We hold that the District Court did not abuse its discretion in qualifying Bargo as an expert or in admitting his testimony. Bargo possessed sufficient specialized knowledge, acquired through his training and experience with different types of ammunition, to assist the trier of fact in understanding the types of ammunition found at the scene of the arrest.

In a related argument, defendant argues that evidence of the different types of ammunition found to be in his possession is irrelevant to the firearm charge. This argument is easily disposed of: that the firearms were loaded and that the .44 Magnum contained lethal ammunition, which has the capacity to maim and kill, is relevant to whether defendant was carrying the firearm "in relation to" his admitted possession of marijuana.
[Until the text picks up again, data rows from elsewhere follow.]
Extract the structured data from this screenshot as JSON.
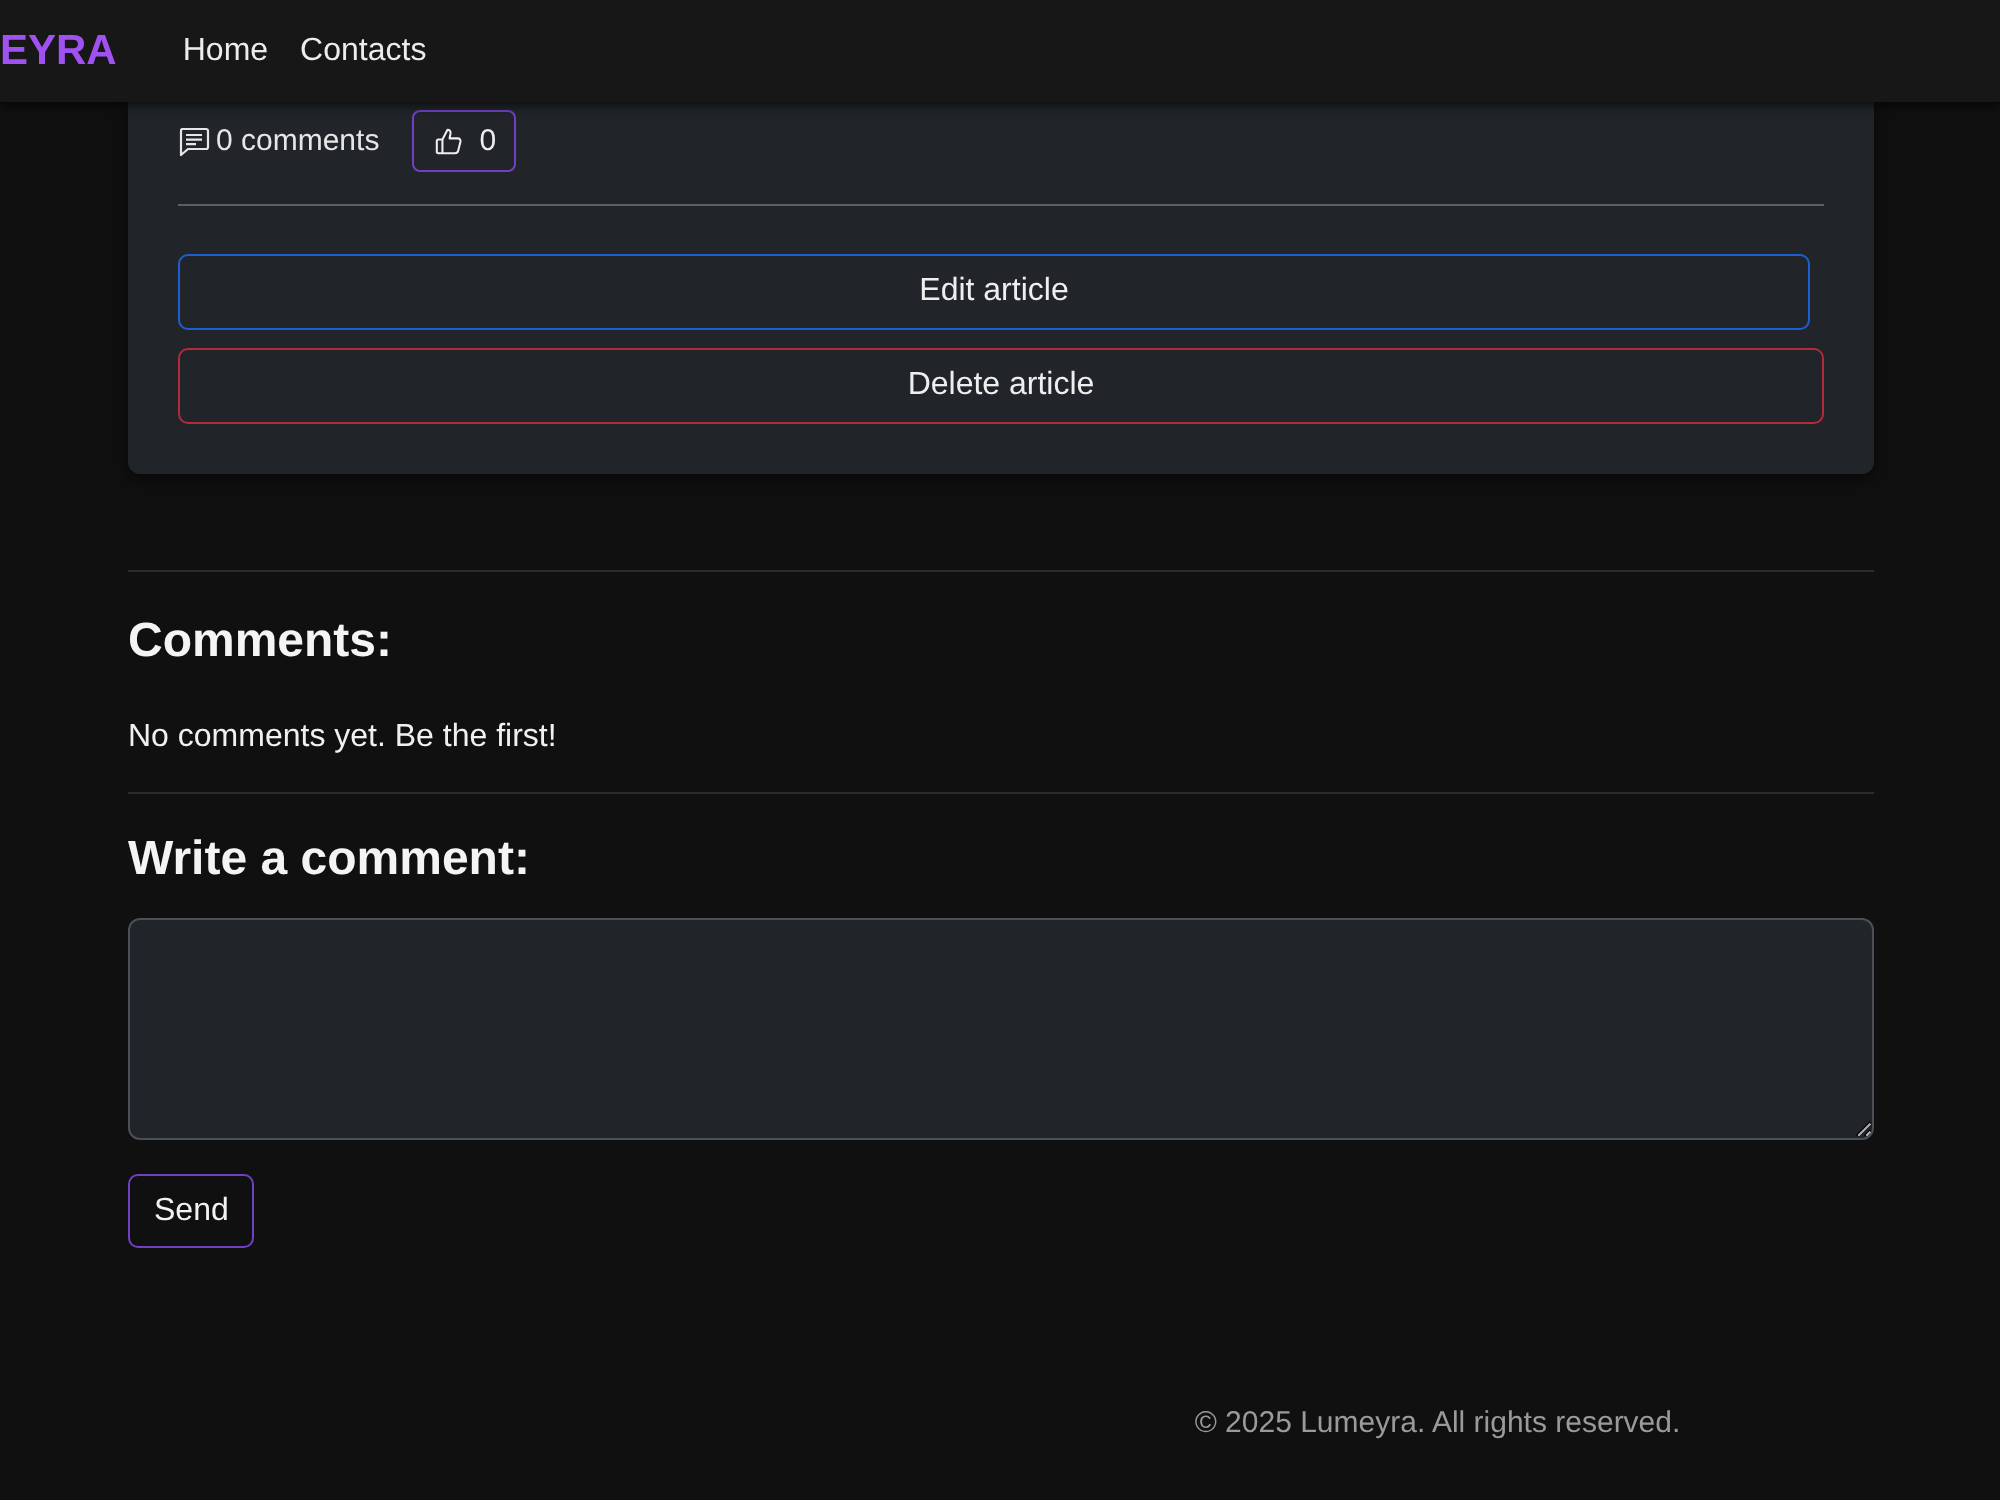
{
  "navbar": {
    "brand": "EYRA",
    "links": [
      {
        "label": "Home"
      },
      {
        "label": "Contacts"
      }
    ]
  },
  "article": {
    "comment_count": "0 comments",
    "likes": "0",
    "buttons": [
      {
        "label": "Edit article",
        "kind": "edit"
      },
      {
        "label": "Delete article",
        "kind": "delete"
      }
    ]
  },
  "comments": {
    "title": "Comments:",
    "empty_message": "No comments yet. Be the first!"
  },
  "comment_form": {
    "title": "Write a comment:",
    "submit": "Send"
  },
  "footer": {
    "text": "© 2025 Lumeyra. All rights reserved."
  }
}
The testimony tends to rebut any argument that defendant was carrying the firearm for sporting or recreational purposes and demonstrates its effectiveness if used against persons who might interfere with the drug transaction.

In the alternative, defendant argues that even if the testimony is relevant, its prejudicial effect outweighs its probative value, and should have been excluded under Federal Rule of Evidence 403. Defendant argues that both the United States and the court conceded this point when both stated that the testimony was prejudicial. However, these statements acknowledge that the evidence is prejudicial to defendant in the same way a confession is prejudicial to a defendant's claim of innocence. The court stated: "I think with regard to the type [of] ammunition, I think that this is relevant, that it is prejudicial and it's meant to be. I don't think it's unduly prejudicial." Joint App. at 40-41.

We will not disturb a district court's ruling on the issue of relevancy or its weighing of the probative value of evidence against undue prejudice absent an abuse of discretion. Hamling v. United States, 418 U.S. 87, 124-25 (1974). Finding no abuse of discretion, we affirm the District Court's judgment.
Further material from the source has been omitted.